OBJECTIVE: The authors report the use of multiple implanted intraspinal port and catheter systems per test animal to study the in vivo functional characteristics and reliability of a new implantable spinal drug delivery port system. METHODS: Four ewes were each implanted with two epidural and one subarachnoid silicone elastomer catheters at the lumbar level. Each catheter was connected in series to one of three Therex filtered spinal delivery ports implanted subcutaneously in a similar grid pattern in each ewe to facilitate percutaneous identification. Saline (2 ml) was injected 3 times weekly in each port. The ease of injection and behavioral responses were recorded for 207-213 days of implantation until sacrifice/necropsy. RESULTS: All ports functioned reliably during the study. However, injection through two of the four subarachnoid catheters resulted in behavioral withdrawal responses intermittently. This behavioral pattern was much less common after epidural port injections. All four subarachnoid and four of eight epidural port and catheter systems were tested with local anesthetic just before sacrifice.

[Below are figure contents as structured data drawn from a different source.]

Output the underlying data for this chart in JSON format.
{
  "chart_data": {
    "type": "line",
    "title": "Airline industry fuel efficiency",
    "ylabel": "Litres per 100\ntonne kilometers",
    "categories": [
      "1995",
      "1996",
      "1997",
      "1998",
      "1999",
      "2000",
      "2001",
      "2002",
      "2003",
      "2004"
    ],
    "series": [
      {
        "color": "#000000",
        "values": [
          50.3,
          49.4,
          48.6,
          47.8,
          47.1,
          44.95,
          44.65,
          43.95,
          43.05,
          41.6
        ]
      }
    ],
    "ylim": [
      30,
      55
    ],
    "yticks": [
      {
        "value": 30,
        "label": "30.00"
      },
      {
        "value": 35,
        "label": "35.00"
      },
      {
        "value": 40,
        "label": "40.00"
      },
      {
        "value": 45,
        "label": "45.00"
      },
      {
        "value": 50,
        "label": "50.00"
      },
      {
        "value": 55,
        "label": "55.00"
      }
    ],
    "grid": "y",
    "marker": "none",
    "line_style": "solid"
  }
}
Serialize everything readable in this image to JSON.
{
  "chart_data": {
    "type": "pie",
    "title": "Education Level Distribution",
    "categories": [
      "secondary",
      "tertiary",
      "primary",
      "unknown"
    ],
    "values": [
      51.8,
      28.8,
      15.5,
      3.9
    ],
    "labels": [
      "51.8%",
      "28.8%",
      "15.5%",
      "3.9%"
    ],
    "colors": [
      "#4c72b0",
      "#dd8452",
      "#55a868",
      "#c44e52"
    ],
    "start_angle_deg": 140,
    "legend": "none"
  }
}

Motor block was observed in three of four subarachnoid and three of four epidural port and catheter systems tested. Integrity of the other four epidural ports was tested by injection of methylene blue at sacrifice. This dye did not distribute in the epidural space in one of the latter four epidural ports (not local anesthetic tested) because of a concentric fibrotic reaction about the catheter. Similar fibrotic reactions surrounded the catheters that failed a functional test with local anesthetic. CONCLUSIONS: The implantable intraspinal port system tested functions reliably under repetitive percutaneous access. However, filtering such ports, though desirable to prevent entry of debris into the spinal canal, did not eliminate pericatheter chronic subarachnoid and epidural reaction. The number of test animals required to test 12 ports chronically was reduced by two-thirds without undue trauma to the individual test subject. Chronic percutaneous injection of an implanted subarachnoid system is feasible but may be associated with behavioral effects similar to that seen with chronic epidural systems. Fibrosis around chronic silicone catheters limited functional utility in one-fourth of the implanted test systems. Further study of the potential reactivity of chronic epidural and subarachnoid catheters is indicated.